EDITOR’S NOTE: This is one of an on-going series featuring the Sponsor a Preservation Engraving Program, sponsored by Barton County and the Great Bend Tribune. The goal is to feature veterans with county connections who may otherwise be over looked. To be a part of the program and sponsor a vet, simply contact the County Administrator’s Office at 620-793-1800. Cost for this veteran is $45.
Golden Belt Veterans Memorial – Sponsor a Preservation Engraving – Roy L Fruit JR WW2, Private First Class, Army, 2nd Infantry Division, 23rd Infantry Regiment, KIA, 07-14-1944. Buried at Normandy American Cemetery (St Laurent-sur-Mer, France), Plot I Row 17 Grave 15. Awards – Purple Heart, Combat Infantryman Badge, American Campaign Medal, WWII Victory medal.
From the Great Bend Tribune, Saturday, Aug. 5, 1944 – Roy Fruit Killed – Great Bend Youth Killed in Action in France July 14 – PFC Roy Fruit Jr., an employe (sic) of The Tribune at the time he was inducted into the army in February, 1942, was killed in action in France, July 14, his sister, Mrs. Clarence Coffee, 2805 Twentieth Street, was advised in a message from the war department today.
The message did not state the campaign in which he was engaged at the time he was killed.
Roy received his initial training at Camp Walters, near Mineral Wells, Texas and until he was sent overseas, was in training at Camp McCoy, Wisc.

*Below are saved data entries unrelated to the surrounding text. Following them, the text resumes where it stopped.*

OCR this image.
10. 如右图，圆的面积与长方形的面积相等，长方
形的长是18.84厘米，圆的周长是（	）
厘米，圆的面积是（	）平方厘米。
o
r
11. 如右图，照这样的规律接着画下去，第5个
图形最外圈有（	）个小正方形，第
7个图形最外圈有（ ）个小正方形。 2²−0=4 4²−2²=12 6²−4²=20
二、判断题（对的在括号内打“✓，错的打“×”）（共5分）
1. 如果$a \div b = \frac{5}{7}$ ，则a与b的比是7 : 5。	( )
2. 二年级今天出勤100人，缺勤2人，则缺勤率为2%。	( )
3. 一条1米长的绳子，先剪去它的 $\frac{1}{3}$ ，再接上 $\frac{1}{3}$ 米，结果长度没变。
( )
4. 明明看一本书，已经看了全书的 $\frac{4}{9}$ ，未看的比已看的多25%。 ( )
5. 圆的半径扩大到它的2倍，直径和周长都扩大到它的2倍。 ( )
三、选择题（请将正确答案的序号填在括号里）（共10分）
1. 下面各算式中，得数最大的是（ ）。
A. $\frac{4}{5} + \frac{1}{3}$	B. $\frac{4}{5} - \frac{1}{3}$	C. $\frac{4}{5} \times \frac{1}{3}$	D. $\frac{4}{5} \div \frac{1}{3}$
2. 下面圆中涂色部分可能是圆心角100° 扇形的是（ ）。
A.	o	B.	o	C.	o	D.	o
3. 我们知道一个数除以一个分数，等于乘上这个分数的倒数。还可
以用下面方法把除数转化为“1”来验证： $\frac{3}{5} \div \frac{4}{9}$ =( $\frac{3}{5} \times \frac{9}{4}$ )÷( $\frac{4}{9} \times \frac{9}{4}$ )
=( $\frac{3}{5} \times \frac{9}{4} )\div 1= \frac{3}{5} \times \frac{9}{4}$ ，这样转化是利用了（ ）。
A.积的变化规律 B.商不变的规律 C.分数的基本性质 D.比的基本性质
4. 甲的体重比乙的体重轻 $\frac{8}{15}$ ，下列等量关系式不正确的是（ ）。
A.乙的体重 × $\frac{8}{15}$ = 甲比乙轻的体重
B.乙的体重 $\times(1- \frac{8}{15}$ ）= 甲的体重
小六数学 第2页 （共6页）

At Camp McCoy he was trained as a ski trooper and in connection with this training was sent to Ireland last October where he remained until May when his outfit was transferred to England. He was one of the thousands of Yank soldiers who participated in the invasion of France early last June.

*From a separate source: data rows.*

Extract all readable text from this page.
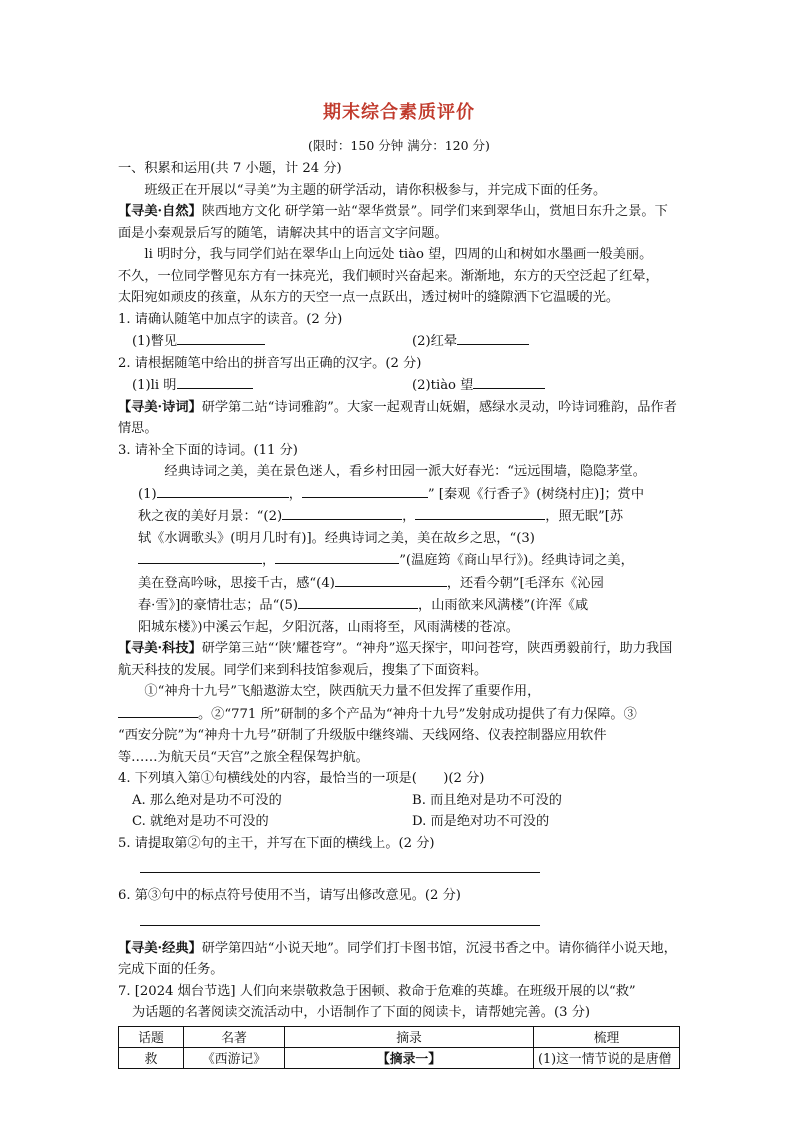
期末综合素质评价
(限时：150 分钟 满分：120 分)

一、积累和运用(共 7 小题，计 24 分)

班级正在开展以“寻美”为主题的研学活动，请你积极参与，并完成下面的任务。

【寻美·自然】陕西地方文化 研学第一站“翠华赏景”。同学们来到翠华山，赏旭日东升之景。下面是小秦观景后写的随笔，请解决其中的语言文字问题。

li 明时分，我与同学们站在翠华山上向远处 tiào 望，四周的山和树如水墨画一般美丽。

不久，一位同学瞥见东方有一抹亮光，我们顿时兴奋起来。渐渐地，东方的天空泛起了红晕，

太阳宛如顽皮的孩童，从东方的天空一点一点跃出，透过树叶的缝隙洒下它温暖的光。

1. 请确认随笔中加点字的读音。(2 分)

(1)瞥见	(2)红晕

2. 请根据随笔中给出的拼音写出正确的汉字。(2 分)

(1)li 明	(2)tiào 望

【寻美·诗词】研学第二站“诗词雅韵”。大家一起观青山妩媚，感绿水灵动，吟诗词雅韵，品作者情思。

3. 请补全下面的诗词。(11 分)

经典诗词之美，美在景色迷人，看乡村田园一派大好春光：“远远围墙，隐隐茅堂。

(1)	，	” [秦观《行香子》(树绕村庄)]；赏中

秋之夜的美好月景：“(2)	，	，照无眠”[苏

轼《水调歌头》(明月几时有)]。经典诗词之美，美在故乡之思，“(3)

，	”(温庭筠《商山早行》)。经典诗词之美，

美在登高吟咏，思接千古，感“(4)	，还看今朝”[毛泽东《沁园

春·雪》]的豪情壮志；品“(5)	，山雨欲来风满楼”(许浑《咸

阳城东楼》)中溪云乍起，夕阳沉落，山雨将至，风雨满楼的苍凉。

【寻美·科技】研学第三站“‘陕’耀苍穹”。“神舟”巡天探宇，叩问苍穹，陕西勇毅前行，助力我国航天科技的发展。同学们来到科技馆参观后，搜集了下面资料。

①“神舟十九号”飞船遨游太空，陕西航天力量不但发挥了重要作用，

。②“771 所”研制的多个产品为“神舟十九号”发射成功提供了有力保障。③

“西安分院”为“神舟十九号”研制了升级版中继终端、天线网络、仪表控制器应用软件

等……为航天员“天宫”之旅全程保驾护航。

4. 下列填入第①句横线处的内容，最恰当的一项是(　　)(2 分)

A. 那么绝对是功不可没的	B. 而且绝对是功不可没的
C. 就绝对是功不可没的	D. 而是绝对功不可没的

5. 请提取第②句的主干，并写在下面的横线上。(2 分)

6. 第③句中的标点符号使用不当，请写出修改意见。(2 分)

【寻美·经典】研学第四站“小说天地”。同学们打卡图书馆，沉浸书香之中。请你徜徉小说天地，完成下面的任务。

7. [2024 烟台节选] 人们向来崇敬救急于困顿、救命于危难的英雄。在班级开展的以“救”

为话题的名著阅读交流活动中，小语制作了下面的阅读卡，请帮她完善。(3 分)

话题	名著	摘录	梳理
救	《西游记》	【摘录一】	(1)这一情节说的是唐僧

Surviving him are his parents, Mr. and Mrs. Roy Fruit of Raymond, Wash., who were residents of Great Bend for 10 years prior to removing to Raymond a year ago this month, where Mr. Fruit publishes a weekly newspaper, and three sisters, Mrs. Coffee, Mrs. O. C. (Rilla) Brister, for a number of years cashier at the Woolworth store who is now with her parents in Raymond and Mrs. Bob (Marilyn) Ratliff, who is also in Raymond. Mrs. Brister’s husband is an officer in the army that is now fighting in Guam. Mrs. Ratliff and her husband, who is a trucker at Raymond, became the parents of a son, their second child and second son, only last Monday.
Roy Fruit was the first of six employes (sic) of The Tribune office to enter the armed services. He was with a group of Barton County inductees that left for Fort Leavenworth the night of Feb. 28, 1942. He was graduated from the high school here in 1937, establishing a reputation as an excellent student during his four years. While attending school, he carried papers for The Tribune and following his graduation he became a full time employe (sic), working in the mail room, helping keep the press in condition and at the time he left for the armed services was learning the printer’s trade, including operating a linotype.
Roy Fruit Jr. will be remembered by employes (sic) in this office as a youth of quiet disposition, honest, ambitious, a pal to his Dad and ever thoughtful of his Mother for whom he showed his affection through personal gifts and purchases of household effects he felt would make her tasks easier. He always was eager to cooperate and willing to do the tasks assigned to him.
The other five men from this office who are in the service are Frank J. Shideler, who has been stationed in the South Pacific since last October; Garland Martin, flier, who is stationed in California; Sammy Eitel, Fort Leonard Wood; Bill Townsley, Camp Fannin, Texas, and Paul T. Wesley, the only sailor in the group, who is stationed at Camp Farragut, Idaho.